Among the documents you are likely to find in minute books, there are some that are required to be part of it by law. These are by-laws, articles of incorporation, certificate of incorporation, the minutes taken during directors and shareholder meetings, the resolutions by directors and shareholders, the shareholders register and ledgers, the share certificates and the shareholder agreements among several other documents considered official.
In a number of jurisdictions, the law does not specifically state that the book must be in existence. But the documentation in a proper manner and maintaining the same in a centralized place translates to keeping this book. As such, much effort and even budget is normally set aside for this purpose so as to keep in the safe side of laws.
The book is maintained not just to fulfill legal obligations. It is also necessary for the firm banking and financing activities. The banks will always ask for up-to-date records and documents and if the same are not well maintained, the unnecessary delays arise. In the same manner, it might be costly and time consuming to try gathering and updating records later on after the time in which events took place is long gone.
The other advantages of have well and updated records includes smooth operations and faster implementation of resolutions (ease of reference), the process of going public (issuing of shares) become easier, such matters as takeover, mergers, acquisitions and sale of business can be achieved much faster and facilitate general corporate activities. It is also required when conducting audits whether internal or external. In extreme cases, failure to keep these records is a recipe for cancellation of the certificate of incorporation.
In order to properly maintain these records, corporations have various options from which to choose from. They can either train their own staff so as to carry out this activity in a professional manner or engage their lawyer for the same job. Having employees do the job comes with many challenges such as loss of sensitive documents through the hands of interested parties. It also needs huge investment in employee training.
In that case, a lawyer may take over the process. This comes with several advantages to the firm. They are better equipped with the necessary skills required to properly maintain the legally required documents, the access is denied from unauthorized persons, there are no likelihood of lost documents and delays among several other advantages.
All deliberations and resolutions arising from an official meeting must be well documented and properly maintained in minute books for future reference. The job can only be carried out by well experienced staff or lawyers, as such; a significant portion of a firm budget should be directed to this.

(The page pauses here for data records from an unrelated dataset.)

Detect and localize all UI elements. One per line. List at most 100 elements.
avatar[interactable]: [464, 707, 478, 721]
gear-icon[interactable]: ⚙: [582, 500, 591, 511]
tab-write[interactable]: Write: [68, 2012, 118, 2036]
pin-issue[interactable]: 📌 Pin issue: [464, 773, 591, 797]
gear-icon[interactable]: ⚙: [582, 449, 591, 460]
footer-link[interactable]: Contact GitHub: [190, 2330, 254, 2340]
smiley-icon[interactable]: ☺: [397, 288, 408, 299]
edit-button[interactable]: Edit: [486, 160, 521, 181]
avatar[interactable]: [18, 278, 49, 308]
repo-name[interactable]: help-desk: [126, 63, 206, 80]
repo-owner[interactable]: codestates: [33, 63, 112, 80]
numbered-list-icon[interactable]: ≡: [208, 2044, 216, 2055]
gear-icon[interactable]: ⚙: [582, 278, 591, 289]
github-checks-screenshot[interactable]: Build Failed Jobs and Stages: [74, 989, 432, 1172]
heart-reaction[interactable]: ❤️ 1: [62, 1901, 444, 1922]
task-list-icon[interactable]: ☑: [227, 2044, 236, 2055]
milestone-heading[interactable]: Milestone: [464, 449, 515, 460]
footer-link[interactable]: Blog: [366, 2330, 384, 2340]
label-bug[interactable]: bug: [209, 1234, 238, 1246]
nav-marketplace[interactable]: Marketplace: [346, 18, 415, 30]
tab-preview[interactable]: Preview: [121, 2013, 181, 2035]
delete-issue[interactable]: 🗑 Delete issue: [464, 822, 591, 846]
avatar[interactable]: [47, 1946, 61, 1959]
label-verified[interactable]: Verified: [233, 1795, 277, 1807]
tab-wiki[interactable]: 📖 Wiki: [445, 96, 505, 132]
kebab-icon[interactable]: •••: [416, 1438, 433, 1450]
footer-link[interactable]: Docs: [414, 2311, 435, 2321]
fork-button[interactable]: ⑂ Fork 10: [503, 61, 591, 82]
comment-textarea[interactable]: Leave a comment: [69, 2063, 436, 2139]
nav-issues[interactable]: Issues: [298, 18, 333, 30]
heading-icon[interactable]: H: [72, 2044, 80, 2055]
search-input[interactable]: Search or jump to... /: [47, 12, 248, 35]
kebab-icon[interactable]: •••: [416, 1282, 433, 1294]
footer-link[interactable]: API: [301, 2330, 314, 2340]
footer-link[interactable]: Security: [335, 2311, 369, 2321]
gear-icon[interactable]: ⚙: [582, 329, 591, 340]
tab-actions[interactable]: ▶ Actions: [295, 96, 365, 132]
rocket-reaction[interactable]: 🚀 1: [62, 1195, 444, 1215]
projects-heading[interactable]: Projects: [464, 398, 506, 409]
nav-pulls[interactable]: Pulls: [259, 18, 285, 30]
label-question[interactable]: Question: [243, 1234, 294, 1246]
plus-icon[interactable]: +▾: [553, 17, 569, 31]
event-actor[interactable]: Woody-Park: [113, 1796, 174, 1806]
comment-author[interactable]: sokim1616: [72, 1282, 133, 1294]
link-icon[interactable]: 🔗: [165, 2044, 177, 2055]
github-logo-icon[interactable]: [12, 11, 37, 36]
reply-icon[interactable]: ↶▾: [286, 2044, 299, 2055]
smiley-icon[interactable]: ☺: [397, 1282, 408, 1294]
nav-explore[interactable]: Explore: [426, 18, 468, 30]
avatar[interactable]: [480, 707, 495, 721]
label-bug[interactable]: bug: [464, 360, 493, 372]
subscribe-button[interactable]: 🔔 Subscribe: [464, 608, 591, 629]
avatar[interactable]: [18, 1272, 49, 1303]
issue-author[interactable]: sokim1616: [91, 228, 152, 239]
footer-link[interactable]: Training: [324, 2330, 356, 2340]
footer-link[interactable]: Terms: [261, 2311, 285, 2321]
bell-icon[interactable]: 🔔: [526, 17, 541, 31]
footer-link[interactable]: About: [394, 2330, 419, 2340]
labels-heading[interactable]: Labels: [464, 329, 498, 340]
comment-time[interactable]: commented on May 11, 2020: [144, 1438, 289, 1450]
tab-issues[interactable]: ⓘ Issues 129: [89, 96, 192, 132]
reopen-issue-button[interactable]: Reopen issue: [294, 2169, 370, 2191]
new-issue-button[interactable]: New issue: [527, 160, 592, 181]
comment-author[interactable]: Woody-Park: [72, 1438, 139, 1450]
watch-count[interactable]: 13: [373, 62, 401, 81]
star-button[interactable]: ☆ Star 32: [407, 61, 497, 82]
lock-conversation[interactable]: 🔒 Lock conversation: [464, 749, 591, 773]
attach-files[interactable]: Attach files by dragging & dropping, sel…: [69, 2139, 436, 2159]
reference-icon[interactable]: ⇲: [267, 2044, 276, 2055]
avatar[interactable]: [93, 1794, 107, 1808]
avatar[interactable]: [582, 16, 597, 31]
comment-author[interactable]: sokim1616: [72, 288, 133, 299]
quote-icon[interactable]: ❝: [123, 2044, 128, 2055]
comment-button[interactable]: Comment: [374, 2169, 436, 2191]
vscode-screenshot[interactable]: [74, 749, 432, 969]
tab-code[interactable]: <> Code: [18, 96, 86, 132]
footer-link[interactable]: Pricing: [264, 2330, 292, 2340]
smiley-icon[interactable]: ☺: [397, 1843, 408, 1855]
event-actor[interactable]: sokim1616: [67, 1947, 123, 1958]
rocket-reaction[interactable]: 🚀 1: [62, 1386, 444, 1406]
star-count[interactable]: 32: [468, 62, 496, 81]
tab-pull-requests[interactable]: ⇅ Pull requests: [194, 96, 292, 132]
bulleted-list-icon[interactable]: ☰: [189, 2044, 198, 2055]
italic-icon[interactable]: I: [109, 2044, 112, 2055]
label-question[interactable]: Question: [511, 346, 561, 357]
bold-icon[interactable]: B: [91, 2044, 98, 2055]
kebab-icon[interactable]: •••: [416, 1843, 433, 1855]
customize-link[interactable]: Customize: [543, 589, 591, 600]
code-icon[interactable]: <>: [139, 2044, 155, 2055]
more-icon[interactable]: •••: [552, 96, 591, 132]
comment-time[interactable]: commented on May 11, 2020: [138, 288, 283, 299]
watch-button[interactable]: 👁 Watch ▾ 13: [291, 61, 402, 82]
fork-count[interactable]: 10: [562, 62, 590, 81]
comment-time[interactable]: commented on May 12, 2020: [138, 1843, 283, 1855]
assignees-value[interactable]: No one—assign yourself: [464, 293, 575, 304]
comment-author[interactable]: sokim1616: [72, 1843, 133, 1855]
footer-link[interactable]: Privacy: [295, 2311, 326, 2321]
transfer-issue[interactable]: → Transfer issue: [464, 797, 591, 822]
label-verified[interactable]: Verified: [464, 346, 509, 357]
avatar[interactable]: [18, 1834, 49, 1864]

Among the documents you are likely to find in minute books, there are some that are required to be part of it by law. These are by-laws, articles of incorporation, certificate of incorporation, the minutes taken during directors and shareholder meetings, the resolutions by directors and shareholders, the shareholders register and ledgers, the share certificates and the shareholder agreements among several other documents considered official.
In a number of jurisdictions, the law does not specifically state that the book must be in existence. But the documentation in a proper manner and maintaining the same in a centralized place translates to keeping this book. As such, much effort and even budget is normally set aside for this purpose so as to keep in the safe side of laws.

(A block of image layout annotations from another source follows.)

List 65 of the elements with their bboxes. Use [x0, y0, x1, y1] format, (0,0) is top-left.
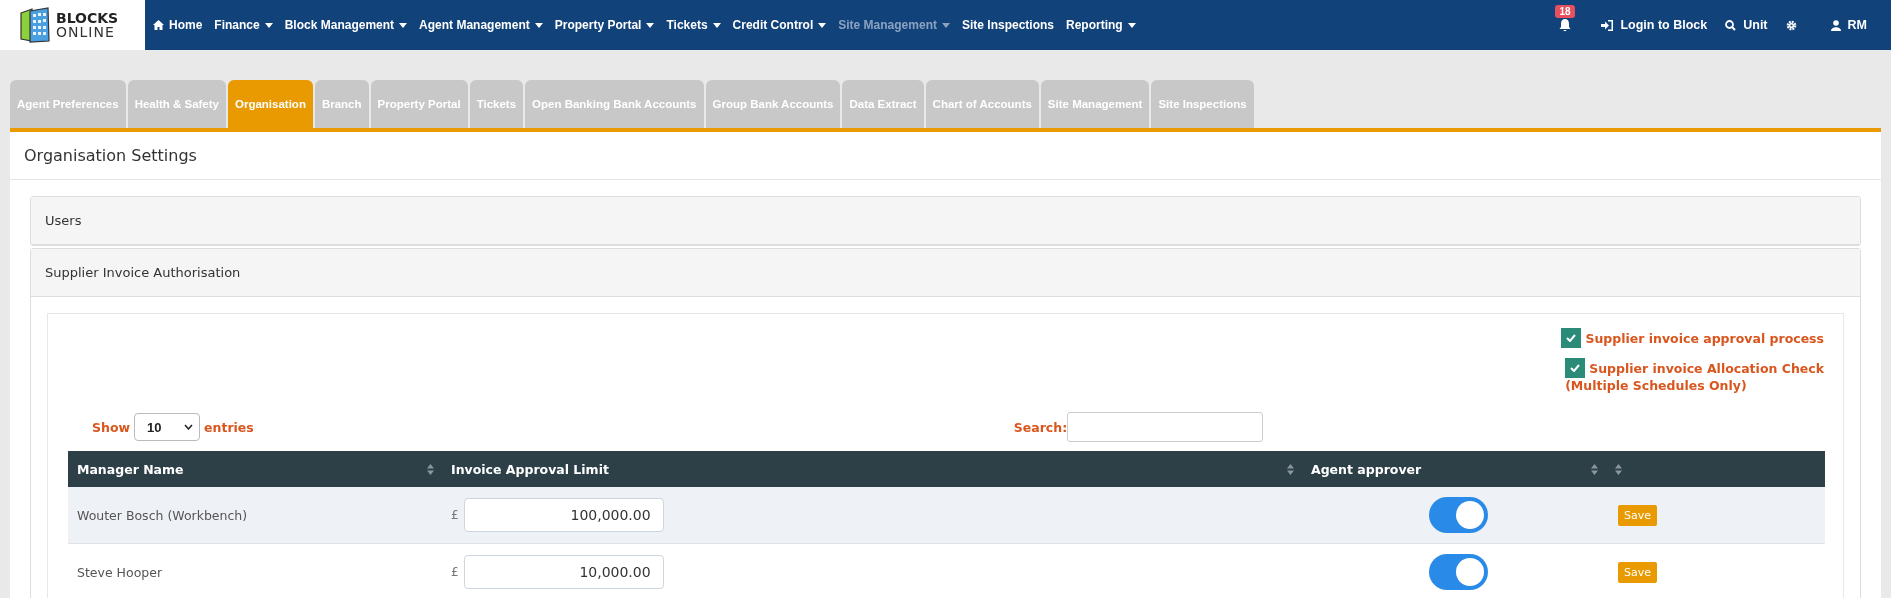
nav-menu-item[interactable]: Home	[153, 18, 203, 32]
agent-approver-toggle[interactable]	[1429, 554, 1488, 590]
nav-menu-item[interactable]: Tickets	[666, 18, 721, 32]
caret-icon	[712, 22, 721, 28]
page-title: Organisation Settings	[10, 132, 1881, 180]
section-header[interactable]: Supplier Invoice Authorisation	[31, 249, 1860, 297]
checkbox-label: Supplier invoice approval process	[1585, 330, 1824, 346]
chevron-down-icon	[184, 424, 194, 430]
buildings-logo-icon	[18, 7, 52, 43]
manager-name: Wouter Bosch (Workbench)	[77, 507, 248, 523]
nav-menu-item[interactable]: Finance	[214, 18, 273, 32]
nav-menu-item[interactable]: Credit Control	[732, 18, 827, 32]
caret-icon	[534, 22, 543, 28]
notification-count-badge: 18	[1555, 4, 1575, 18]
page-size-select[interactable]: 10	[134, 413, 201, 441]
search-field[interactable]	[1067, 412, 1264, 442]
manager-name: Steve Hooper	[77, 564, 163, 580]
checkbox[interactable]	[1565, 358, 1586, 378]
caret-icon	[399, 22, 408, 28]
checkbox-label: Supplier invoice Allocation Check	[1589, 360, 1824, 376]
settings-icon	[1785, 19, 1797, 31]
user-icon	[1830, 19, 1841, 31]
caret-icon	[646, 22, 655, 28]
sort-icon	[1287, 463, 1294, 475]
search-label: Search:	[1013, 419, 1068, 435]
home-icon	[153, 20, 164, 30]
checkbox-note: (Multiple Schedules Only)	[1565, 378, 1748, 393]
nav-menu-item[interactable]: Site Inspections	[961, 18, 1054, 32]
nav-menu-item[interactable]: Agent Management	[419, 18, 543, 32]
logo-subtext: ONLINE	[56, 25, 116, 39]
sign-in-icon	[1601, 19, 1614, 31]
column-header[interactable]: Agent approver	[1302, 451, 1606, 487]
login-to-block-link[interactable]: Login to Block	[1601, 18, 1708, 32]
checkbox[interactable]	[1561, 328, 1582, 348]
column-title: Manager Name	[77, 461, 184, 477]
sort-icon	[427, 463, 434, 475]
currency-symbol: £	[451, 508, 459, 522]
caret-icon	[941, 22, 950, 28]
show-label: Show	[92, 419, 131, 435]
column-header[interactable]: Invoice Approval Limit	[442, 451, 1302, 487]
column-header[interactable]: Manager Name	[68, 451, 442, 487]
settings-button[interactable]	[1785, 19, 1797, 31]
nav-menu-item[interactable]: Property Portal	[554, 18, 655, 32]
unit-search-link[interactable]: Unit	[1725, 18, 1768, 32]
user-menu-link[interactable]: RM	[1830, 18, 1867, 32]
caret-icon	[264, 22, 273, 28]
check-icon	[1570, 364, 1581, 372]
section-header[interactable]: Users	[31, 197, 1860, 245]
approval-limit-field[interactable]: 100,000.00	[463, 498, 664, 532]
notifications-bell-icon[interactable]	[1559, 18, 1572, 32]
currency-symbol: £	[451, 565, 459, 579]
entries-label: entries	[204, 419, 254, 435]
search-icon	[1725, 19, 1737, 31]
sort-icon	[1615, 463, 1622, 475]
agent-approver-toggle[interactable]	[1429, 497, 1488, 533]
check-icon	[1566, 334, 1577, 342]
nav-menu-item[interactable]: Reporting	[1066, 18, 1136, 32]
nav-menu-item[interactable]: Block Management	[284, 18, 408, 32]
column-title: Invoice Approval Limit	[451, 461, 609, 477]
logo-text: BLOCKS	[56, 11, 119, 25]
caret-icon	[818, 22, 827, 28]
caret-icon	[1127, 22, 1136, 28]
column-title: Agent approver	[1311, 461, 1422, 477]
sort-icon	[1591, 463, 1598, 475]
approval-limit-field[interactable]: 10,000.00	[463, 555, 664, 589]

The book is maintained not just to fulfill legal obligations. It is also necessary for the firm banking and financing activities. The banks will always ask for up-to-date records and documents and if the same are not well maintained, the unnecessary delays arise. In the same manner, it might be costly and time consuming to try gathering and updating records later on after the time in which events took place is long gone.

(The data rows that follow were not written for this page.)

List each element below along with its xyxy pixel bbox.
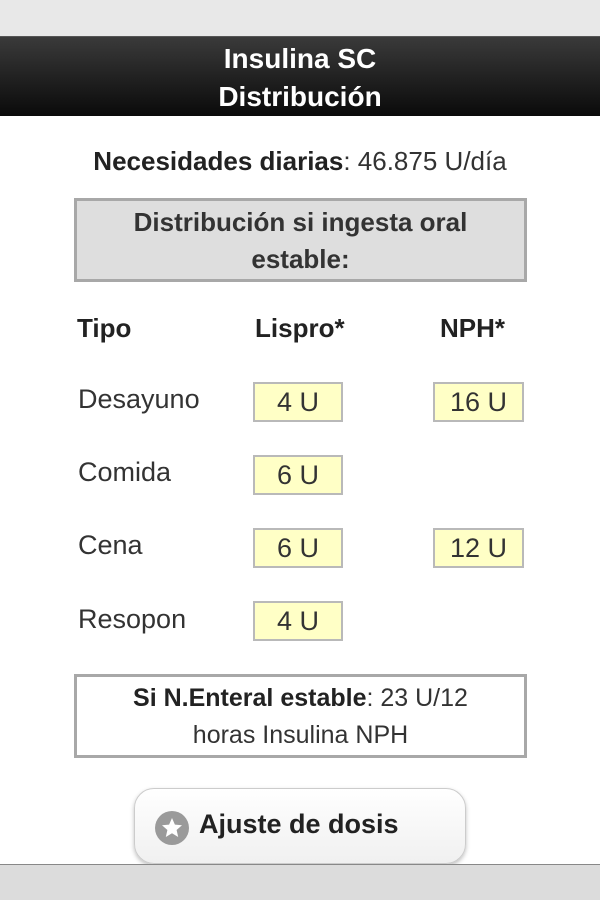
top-bar (0, 0, 600, 36)
row-label-cena: Cena (78, 530, 143, 560)
comida-lispro-dose: 6 U (253, 455, 343, 495)
enteral-line2: horas Insulina NPH (192, 721, 409, 749)
dose-adjust-label: Ajuste de dosis (199, 809, 399, 839)
row-label-desayuno: Desayuno (78, 384, 200, 414)
header-nph: NPH* (440, 313, 506, 343)
daily-needs: Necesidades diarias: 46.875 U/día (0, 146, 600, 177)
enteral-line1: Si N.Enteral estable: 23 U/12 (77, 680, 524, 717)
header-lispro: Lispro* (255, 313, 345, 343)
star-icon (155, 811, 189, 845)
page-title-line2: Distribución (218, 81, 382, 112)
main-content: Necesidades diarias: 46.875 U/día Distri… (0, 116, 600, 864)
dose-adjust-button[interactable]: Ajuste de dosis (134, 788, 466, 864)
oral-distribution-line1: Distribución si ingesta oral (133, 207, 468, 237)
daily-needs-value: : 46.875 U/día (343, 146, 507, 176)
daily-needs-label: Necesidades diarias (93, 146, 344, 176)
page-title-line1: Insulina SC (223, 43, 377, 74)
enteral-box: Si N.Enteral estable: 23 U/12 horas Insu… (74, 674, 527, 758)
oral-distribution-box: Distribución si ingesta oral estable: (74, 198, 527, 282)
desayuno-lispro-dose: 4 U (253, 382, 343, 422)
footer-bar (0, 864, 600, 900)
header-tipo: Tipo (77, 313, 132, 343)
oral-distribution-line2: estable: (251, 244, 350, 274)
resopon-lispro-dose: 4 U (253, 601, 343, 641)
row-label-resopon: Resopon (78, 604, 187, 634)
cena-lispro-dose: 6 U (253, 528, 343, 568)
row-label-comida: Comida (78, 457, 172, 487)
desayuno-nph-dose: 16 U (433, 382, 524, 422)
enteral-label: Si N.Enteral estable (133, 684, 367, 712)
cena-nph-dose: 12 U (433, 528, 524, 568)
page-header: Insulina SC Distribución (0, 36, 600, 116)
enteral-value: : 23 U/12 (366, 684, 468, 712)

The other advantages of have well and updated records includes smooth operations and faster implementation of resolutions (ease of reference), the process of going public (issuing of shares) become easier, such matters as takeover, mergers, acquisitions and sale of business can be achieved much faster and facilitate general corporate activities. It is also required when conducting audits whether internal or external. In extreme cases, failure to keep these records is a recipe for cancellation of the certificate of incorporation.
In order to properly maintain these records, corporations have various options from which to choose from. They can either train their own staff so as to carry out this activity in a professional manner or engage their lawyer for the same job. Having employees do the job comes with many challenges such as loss of sensitive documents through the hands of interested parties. It also needs huge investment in employee training.
In that case, a lawyer may take over the process. This comes with several advantages to the firm. They are better equipped with the necessary skills required to properly maintain the legally required documents, the access is denied from unauthorized persons, there are no likelihood of lost documents and delays among several other advantages.
All deliberations and resolutions arising from an official meeting must be well documented and properly maintained in minute books for future reference. The job can only be carried out by well experienced staff or lawyers, as such; a significant portion of a firm budget should be directed to this.